Turf reduction plans approved
The Claremont city council also approved what was initially planned to be a receive-and-file item on turf conversion plans for city parks.
The plans, as explained to the council by Deputy Director of Community Services Dave Roger, fall in line with state restrictions against having water spray onto hardscapes such as sidewalks, gutters and curbs.
This means any grass area that runs up against a sidewalk, curb or gutter would have to be removed in favor of more water-friendly landscape.
The city has already done a lot of work since the restrictions were put in place in 2014—turf grass was removed and the irrigation system was updated at College Park, the lawns in front of city hall and at Shelton Park were replaced with drought-tolerant landscape and the medians on North Indian Hill Boulevard were also updated.
Mr. Roger focused on four parks in his presentation—Wheeler, June Vail, Chaparral and Memorial parks. The overall plan is to convert the turf for all parks in Claremont.
At Wheeler Park, he suggested getting rid of the grass between the sidewalk and the monument sign in favor of a more drought-tolerant landscape, including Mexican salvia and native white sages.
“Can you imagine if the grass was gone and we went in and put in some flowering climate appropriate plant material,” Mr. Roger said. “I think that sign would just pop out.”
Similar plans were floated for Vail Park, Chaparral Park and Memorial Park, as Mr.
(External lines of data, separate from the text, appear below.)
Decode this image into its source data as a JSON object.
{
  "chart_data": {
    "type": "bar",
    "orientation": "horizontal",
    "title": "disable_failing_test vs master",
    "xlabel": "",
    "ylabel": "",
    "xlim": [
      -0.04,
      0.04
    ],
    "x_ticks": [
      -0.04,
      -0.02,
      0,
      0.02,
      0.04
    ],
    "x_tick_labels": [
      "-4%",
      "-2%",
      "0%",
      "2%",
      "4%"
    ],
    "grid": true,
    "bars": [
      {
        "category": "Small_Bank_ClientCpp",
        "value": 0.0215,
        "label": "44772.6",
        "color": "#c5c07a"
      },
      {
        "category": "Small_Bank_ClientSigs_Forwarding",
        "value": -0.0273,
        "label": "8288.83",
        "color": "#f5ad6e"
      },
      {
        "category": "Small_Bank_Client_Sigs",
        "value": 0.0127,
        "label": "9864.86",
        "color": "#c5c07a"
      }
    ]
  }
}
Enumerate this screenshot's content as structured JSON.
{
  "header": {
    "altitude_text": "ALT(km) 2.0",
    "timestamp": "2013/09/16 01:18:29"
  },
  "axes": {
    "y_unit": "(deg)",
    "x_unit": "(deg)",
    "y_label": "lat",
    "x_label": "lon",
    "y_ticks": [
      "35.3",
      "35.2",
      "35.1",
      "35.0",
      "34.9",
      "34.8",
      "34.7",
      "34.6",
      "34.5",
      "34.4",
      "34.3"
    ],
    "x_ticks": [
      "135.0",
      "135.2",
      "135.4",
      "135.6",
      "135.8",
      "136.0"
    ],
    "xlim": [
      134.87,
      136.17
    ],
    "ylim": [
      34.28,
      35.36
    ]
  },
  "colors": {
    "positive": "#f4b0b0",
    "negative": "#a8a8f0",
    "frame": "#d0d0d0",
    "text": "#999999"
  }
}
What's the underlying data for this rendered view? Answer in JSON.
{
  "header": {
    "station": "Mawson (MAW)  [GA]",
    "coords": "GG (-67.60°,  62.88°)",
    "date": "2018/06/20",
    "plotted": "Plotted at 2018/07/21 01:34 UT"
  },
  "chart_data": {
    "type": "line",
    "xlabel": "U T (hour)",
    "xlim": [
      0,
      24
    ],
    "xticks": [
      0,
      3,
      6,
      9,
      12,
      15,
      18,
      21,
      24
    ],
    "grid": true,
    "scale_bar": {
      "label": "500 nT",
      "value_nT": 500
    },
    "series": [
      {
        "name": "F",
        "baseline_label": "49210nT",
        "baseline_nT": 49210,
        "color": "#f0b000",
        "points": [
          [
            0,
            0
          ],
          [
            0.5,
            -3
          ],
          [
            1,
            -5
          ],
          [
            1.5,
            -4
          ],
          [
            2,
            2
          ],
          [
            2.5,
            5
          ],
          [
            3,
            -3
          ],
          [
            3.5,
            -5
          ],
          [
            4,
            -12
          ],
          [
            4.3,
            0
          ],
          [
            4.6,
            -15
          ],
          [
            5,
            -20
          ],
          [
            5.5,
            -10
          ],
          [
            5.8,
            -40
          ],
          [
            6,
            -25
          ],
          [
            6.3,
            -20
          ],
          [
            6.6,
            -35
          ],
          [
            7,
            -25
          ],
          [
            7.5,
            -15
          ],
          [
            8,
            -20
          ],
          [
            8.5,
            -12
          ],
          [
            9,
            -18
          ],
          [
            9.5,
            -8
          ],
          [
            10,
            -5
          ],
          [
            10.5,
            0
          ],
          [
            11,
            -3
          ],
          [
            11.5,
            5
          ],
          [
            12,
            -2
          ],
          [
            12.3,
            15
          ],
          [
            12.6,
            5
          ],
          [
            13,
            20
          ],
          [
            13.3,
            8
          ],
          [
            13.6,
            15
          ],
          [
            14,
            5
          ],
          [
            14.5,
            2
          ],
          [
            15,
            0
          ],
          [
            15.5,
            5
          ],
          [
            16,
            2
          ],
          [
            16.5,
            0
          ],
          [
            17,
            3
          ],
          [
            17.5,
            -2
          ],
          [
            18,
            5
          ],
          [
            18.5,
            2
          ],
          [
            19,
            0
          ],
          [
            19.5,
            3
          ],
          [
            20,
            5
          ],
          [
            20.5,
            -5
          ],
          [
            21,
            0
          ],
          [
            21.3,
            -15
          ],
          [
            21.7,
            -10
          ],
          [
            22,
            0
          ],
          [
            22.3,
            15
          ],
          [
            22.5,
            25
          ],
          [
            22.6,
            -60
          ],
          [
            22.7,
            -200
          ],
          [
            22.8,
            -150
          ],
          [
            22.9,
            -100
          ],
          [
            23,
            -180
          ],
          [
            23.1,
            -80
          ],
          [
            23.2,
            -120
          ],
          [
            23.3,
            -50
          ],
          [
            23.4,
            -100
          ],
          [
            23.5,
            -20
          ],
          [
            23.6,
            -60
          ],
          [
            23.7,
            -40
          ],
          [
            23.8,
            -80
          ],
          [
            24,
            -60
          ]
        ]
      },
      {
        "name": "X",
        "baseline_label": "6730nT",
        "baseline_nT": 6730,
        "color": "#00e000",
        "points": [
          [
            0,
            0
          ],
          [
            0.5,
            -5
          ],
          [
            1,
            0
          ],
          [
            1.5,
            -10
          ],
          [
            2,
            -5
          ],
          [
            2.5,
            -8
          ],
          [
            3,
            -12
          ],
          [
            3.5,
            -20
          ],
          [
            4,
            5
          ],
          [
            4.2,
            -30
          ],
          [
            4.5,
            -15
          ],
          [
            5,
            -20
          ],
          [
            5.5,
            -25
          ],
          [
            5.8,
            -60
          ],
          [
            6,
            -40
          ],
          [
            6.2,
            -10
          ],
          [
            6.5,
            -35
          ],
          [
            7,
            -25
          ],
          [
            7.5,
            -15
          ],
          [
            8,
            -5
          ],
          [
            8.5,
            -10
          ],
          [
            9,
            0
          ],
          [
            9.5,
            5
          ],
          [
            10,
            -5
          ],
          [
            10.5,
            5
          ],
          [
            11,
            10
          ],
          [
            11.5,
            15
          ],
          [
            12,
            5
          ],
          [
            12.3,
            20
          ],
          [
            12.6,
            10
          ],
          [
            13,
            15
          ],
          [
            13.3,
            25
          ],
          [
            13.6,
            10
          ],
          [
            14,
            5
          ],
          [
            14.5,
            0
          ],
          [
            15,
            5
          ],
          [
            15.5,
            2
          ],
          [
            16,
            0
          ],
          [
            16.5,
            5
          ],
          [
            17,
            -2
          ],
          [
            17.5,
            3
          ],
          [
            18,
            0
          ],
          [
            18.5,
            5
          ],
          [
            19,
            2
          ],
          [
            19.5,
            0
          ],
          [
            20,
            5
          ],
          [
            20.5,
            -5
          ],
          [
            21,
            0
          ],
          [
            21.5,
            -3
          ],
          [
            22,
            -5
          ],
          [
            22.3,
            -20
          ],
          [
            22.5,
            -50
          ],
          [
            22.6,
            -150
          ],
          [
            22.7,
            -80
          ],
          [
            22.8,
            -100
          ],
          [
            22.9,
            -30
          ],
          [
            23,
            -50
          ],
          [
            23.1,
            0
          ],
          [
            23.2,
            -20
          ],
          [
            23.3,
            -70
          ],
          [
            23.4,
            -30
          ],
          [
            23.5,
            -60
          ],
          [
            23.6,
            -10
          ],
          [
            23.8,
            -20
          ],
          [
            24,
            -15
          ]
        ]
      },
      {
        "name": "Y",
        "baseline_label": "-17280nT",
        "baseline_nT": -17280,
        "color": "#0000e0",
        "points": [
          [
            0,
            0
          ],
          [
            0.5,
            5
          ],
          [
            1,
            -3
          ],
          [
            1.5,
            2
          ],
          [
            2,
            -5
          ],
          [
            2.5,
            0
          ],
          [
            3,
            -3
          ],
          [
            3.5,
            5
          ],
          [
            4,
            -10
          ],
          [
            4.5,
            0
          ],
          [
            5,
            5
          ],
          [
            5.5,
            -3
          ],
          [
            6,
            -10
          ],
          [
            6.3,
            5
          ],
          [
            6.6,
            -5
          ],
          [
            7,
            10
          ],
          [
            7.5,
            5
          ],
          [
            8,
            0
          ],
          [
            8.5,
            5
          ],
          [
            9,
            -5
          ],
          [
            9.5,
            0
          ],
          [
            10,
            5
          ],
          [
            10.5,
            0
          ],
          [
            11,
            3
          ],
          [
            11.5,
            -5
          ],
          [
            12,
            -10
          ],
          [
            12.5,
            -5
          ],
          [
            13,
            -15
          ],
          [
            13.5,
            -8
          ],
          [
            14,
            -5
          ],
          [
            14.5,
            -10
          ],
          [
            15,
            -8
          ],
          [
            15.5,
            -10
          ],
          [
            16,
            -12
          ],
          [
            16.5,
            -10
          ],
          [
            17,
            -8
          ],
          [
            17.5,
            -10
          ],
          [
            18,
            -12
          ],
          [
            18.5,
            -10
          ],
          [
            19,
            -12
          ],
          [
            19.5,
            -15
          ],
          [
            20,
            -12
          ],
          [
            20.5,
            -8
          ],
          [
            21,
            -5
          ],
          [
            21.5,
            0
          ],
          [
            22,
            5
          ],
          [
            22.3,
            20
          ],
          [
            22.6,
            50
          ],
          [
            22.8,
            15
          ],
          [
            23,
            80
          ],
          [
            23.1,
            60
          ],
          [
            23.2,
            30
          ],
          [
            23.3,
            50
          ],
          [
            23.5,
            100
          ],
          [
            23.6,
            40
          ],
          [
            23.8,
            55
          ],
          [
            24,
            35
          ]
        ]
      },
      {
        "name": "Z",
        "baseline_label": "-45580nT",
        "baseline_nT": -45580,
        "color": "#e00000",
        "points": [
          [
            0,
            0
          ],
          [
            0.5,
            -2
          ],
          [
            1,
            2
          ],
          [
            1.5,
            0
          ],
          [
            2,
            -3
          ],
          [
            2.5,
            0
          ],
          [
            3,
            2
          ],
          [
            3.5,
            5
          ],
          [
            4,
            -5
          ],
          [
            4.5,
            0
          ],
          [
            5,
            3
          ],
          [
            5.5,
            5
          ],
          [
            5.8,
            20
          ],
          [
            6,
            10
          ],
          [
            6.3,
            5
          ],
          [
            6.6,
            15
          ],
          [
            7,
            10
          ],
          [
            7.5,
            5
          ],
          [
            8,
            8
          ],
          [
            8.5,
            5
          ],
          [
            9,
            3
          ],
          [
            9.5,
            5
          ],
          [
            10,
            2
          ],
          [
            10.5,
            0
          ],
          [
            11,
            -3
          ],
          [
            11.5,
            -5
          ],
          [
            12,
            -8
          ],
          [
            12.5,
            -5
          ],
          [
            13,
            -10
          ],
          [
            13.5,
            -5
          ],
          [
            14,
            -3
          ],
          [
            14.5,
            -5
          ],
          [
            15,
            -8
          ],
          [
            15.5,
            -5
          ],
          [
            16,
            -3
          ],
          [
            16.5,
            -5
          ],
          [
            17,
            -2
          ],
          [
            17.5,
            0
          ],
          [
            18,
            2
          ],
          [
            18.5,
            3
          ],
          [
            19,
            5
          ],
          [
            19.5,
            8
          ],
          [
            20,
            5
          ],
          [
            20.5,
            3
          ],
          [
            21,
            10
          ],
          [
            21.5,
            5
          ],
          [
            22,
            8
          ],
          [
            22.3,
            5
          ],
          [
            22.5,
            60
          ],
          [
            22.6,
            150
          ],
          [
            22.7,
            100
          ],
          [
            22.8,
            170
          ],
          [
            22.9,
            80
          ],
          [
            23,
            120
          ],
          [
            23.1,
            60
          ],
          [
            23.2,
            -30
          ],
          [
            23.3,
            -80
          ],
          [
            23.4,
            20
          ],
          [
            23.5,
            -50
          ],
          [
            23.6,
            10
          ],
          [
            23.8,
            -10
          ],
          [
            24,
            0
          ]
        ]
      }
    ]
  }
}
Roger offered ideas on how to take out grass along sidewalks and curbs. The drought-tolerant landscaping would be separated just enough to allow pedestrians to walk through the area to get to the rest of the park.
The big question regarding this plan is funding. Mr. Roger explained to the council that the cost of doing this project across all parks in Claremont amounts to $1.50 to $2 per square foot—at 202,480 square feet of potential area to be converted, that amounts to a cost between $303,720 and $404,960.
There is currently no funding source, but the city is looking for grants, Mr. Roger said. He also noted that overall, this plan would save the city some money, as lower maintenance costs will allow it to eliminate one employee position which would save money on the contract.
The entire turf conversion is expected to last a few years, Mr. Roger said in the staff report.
When Mayor Opanyi Nasiali asked about possible grants, Mr. Roger said they are looking at a couple of sources, including a turf conversion grant from the Metropolitan Water District of Southern California.
The council was in favor of approving the item, rather than keeping it receive-and-file. The idea was that approving it would give city staff impetus to look for more funding sources.
Mr. Nasiali made the motion to approve the item, subject to the availability of funding.
“I think this is a great idea,” he said, adding that the motion to approve is a way of “thinking forward and planning things so we can save money and have a more beautiful city.”
The motion passed unanimously. The next city council meeting will take place on April 10.